Titmus made his first-class debut for Middlesex in 1949, aged just 16.
Six years later he made his England debut, against South Africa, at Lord's.
His international career spanned 20 years, as he made 53 Test and two One Day International appearances for his country.
In Test cricket he scored over 1,000 runs and captured more than 150 wickets.
He played on for Middlesex into his 50th year, becoming one of the county's youngest and oldest players in a 34-year career with the Lord's-based side.
Titmus scored 1,000 runs and took 100 wickets in a season on no fewer than nine occasions, a record shared with former England teammate Trevor Bailey, who passed away earlier this year.

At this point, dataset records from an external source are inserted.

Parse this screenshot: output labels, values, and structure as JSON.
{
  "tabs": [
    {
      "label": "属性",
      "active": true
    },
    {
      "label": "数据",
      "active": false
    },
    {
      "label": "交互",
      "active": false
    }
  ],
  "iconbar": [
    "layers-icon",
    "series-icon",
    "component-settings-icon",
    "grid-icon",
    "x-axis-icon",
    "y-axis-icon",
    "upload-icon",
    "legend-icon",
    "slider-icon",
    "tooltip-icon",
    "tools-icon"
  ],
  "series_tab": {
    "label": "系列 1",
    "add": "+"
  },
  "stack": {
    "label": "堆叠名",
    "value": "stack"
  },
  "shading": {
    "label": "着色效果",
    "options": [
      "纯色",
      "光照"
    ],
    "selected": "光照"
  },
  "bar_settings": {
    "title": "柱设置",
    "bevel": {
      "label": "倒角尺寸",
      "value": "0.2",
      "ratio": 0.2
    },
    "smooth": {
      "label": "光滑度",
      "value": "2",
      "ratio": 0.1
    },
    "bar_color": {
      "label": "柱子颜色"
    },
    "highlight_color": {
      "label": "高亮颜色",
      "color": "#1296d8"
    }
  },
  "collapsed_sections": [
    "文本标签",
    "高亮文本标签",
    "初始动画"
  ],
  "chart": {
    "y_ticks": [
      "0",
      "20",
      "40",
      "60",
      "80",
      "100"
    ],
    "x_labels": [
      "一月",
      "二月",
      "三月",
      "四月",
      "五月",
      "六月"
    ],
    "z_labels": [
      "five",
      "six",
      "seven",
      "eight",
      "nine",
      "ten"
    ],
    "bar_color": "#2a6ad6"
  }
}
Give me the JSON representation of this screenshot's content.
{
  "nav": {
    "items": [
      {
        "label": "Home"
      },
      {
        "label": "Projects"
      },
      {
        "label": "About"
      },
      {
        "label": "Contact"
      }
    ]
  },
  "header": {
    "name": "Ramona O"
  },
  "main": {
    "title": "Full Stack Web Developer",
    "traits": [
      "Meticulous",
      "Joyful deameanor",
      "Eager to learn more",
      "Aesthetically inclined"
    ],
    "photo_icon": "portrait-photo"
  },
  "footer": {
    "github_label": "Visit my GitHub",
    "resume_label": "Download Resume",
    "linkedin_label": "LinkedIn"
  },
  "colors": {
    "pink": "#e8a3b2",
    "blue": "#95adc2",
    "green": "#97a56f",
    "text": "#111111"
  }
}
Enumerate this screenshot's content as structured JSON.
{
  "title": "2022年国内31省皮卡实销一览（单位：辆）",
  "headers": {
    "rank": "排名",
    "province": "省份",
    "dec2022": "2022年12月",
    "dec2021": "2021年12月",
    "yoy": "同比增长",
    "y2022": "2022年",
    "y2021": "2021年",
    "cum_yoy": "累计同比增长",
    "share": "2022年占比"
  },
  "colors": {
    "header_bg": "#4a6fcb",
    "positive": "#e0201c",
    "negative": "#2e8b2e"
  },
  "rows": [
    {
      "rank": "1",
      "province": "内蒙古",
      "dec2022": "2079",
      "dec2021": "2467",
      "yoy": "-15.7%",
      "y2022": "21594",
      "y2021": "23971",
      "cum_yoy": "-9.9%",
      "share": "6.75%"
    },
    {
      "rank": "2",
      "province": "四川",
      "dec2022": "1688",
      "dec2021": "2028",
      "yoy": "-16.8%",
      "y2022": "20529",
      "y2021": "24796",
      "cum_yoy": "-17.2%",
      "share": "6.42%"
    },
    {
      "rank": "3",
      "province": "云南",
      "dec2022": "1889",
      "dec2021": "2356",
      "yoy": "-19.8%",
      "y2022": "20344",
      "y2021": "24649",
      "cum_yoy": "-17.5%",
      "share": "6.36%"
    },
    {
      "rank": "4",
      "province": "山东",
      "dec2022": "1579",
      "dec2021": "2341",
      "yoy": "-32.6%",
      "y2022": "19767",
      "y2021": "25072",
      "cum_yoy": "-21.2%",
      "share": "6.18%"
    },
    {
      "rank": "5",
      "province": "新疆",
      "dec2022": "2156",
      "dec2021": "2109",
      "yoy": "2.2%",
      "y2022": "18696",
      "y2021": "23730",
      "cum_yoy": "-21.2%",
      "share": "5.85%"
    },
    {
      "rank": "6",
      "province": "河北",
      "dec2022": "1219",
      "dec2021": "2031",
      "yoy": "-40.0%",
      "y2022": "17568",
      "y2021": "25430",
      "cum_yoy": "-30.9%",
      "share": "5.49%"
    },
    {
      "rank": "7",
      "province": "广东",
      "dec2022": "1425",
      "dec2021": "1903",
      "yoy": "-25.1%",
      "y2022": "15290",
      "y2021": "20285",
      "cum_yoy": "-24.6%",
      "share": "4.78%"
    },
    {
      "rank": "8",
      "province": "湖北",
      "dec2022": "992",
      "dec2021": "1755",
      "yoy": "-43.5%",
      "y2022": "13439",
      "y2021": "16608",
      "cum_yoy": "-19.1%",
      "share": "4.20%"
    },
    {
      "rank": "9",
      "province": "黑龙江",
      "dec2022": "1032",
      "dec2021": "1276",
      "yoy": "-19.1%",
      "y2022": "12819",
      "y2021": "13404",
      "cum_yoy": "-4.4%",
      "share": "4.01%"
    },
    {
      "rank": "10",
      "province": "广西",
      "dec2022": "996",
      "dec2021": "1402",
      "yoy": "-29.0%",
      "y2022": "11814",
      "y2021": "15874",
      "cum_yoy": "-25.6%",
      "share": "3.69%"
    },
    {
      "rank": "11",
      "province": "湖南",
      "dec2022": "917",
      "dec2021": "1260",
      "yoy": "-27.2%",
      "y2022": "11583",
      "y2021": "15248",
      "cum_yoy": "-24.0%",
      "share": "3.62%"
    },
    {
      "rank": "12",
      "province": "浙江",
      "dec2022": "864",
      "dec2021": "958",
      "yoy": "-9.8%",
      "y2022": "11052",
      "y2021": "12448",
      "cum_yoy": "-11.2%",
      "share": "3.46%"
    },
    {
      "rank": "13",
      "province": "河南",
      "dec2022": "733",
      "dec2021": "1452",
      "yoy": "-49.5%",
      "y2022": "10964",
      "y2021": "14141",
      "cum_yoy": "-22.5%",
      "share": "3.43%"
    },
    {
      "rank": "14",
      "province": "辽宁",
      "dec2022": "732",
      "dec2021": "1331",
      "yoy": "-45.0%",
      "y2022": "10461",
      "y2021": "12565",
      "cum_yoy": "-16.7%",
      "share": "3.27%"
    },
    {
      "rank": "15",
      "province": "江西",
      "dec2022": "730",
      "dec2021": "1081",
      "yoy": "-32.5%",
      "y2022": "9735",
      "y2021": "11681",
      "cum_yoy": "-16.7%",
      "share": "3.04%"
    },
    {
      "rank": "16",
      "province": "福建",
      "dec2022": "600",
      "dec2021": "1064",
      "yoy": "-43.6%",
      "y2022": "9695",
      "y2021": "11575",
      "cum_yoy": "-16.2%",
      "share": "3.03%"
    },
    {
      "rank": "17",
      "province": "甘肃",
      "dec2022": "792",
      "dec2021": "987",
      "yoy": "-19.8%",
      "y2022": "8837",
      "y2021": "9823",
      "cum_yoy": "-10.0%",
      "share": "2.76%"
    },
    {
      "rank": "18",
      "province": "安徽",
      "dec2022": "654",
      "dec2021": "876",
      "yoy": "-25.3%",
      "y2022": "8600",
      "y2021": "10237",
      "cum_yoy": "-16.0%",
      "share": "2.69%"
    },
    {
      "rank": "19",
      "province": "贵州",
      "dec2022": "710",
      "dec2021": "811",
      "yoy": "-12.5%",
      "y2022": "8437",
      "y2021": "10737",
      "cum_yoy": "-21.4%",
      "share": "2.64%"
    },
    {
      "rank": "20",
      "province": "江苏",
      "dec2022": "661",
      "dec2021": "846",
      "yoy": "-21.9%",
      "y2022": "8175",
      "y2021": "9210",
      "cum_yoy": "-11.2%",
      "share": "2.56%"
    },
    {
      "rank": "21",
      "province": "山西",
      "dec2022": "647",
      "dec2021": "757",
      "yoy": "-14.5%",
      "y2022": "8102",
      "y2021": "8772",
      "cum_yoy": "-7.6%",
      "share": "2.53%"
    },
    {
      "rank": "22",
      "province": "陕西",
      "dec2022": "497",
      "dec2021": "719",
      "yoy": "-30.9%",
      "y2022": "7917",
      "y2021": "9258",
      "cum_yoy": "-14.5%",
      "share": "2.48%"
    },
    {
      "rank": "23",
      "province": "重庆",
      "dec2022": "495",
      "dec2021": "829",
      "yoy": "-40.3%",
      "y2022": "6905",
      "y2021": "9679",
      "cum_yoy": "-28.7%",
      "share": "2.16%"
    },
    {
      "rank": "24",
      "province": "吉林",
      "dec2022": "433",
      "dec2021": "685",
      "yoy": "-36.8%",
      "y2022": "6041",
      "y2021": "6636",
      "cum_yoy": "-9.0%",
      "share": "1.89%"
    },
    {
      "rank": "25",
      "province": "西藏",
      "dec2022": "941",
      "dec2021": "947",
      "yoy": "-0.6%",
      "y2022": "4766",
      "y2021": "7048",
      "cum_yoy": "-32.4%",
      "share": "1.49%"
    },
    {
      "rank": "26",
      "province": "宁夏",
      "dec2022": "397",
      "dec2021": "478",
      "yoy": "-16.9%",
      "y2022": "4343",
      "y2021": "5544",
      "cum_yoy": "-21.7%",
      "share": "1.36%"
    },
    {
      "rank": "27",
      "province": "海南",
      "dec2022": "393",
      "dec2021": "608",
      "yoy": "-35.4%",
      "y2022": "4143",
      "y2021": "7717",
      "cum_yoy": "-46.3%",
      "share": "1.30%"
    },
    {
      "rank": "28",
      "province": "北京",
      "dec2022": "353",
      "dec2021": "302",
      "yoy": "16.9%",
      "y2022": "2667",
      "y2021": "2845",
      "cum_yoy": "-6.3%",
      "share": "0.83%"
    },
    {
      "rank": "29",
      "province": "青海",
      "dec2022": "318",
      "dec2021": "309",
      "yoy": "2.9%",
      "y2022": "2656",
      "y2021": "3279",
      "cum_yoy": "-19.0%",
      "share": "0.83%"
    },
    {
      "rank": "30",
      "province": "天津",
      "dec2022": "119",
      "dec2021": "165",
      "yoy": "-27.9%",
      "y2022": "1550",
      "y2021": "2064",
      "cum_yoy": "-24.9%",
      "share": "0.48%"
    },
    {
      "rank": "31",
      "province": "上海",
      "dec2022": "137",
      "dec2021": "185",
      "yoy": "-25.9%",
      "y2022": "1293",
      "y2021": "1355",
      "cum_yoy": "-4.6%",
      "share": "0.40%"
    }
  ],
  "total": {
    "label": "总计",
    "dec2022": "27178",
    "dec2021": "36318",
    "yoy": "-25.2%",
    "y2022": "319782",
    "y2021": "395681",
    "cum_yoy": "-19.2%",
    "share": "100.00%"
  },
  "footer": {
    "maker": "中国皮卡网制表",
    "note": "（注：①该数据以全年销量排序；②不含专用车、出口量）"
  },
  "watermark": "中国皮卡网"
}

After his illustrious playing career Titmus continued to serve the game as coach and then England selector. He was also part of the MCC Cricket Committee from 1968-69 (whilst still a Test player) and again from 1981-2000.
MCC's Head of Cricket John Stephenson recalled Titmus fondly: "Fred Titmus was a cricketing legend and a tremendous man.
"I first came into contact with Fred when I was on the fringes of the England squad - when he was a national selector. He’d had a hugely distinguished playing career but had then moved on to become an excellent coach. He was always very supportive and on hand to suggest useful tips.
"Following his election as an Honorary Life Member in 1981, he was an influential member of the MCC Cricket Committee for 19 years, so his passing is a sad day for us all at MCC."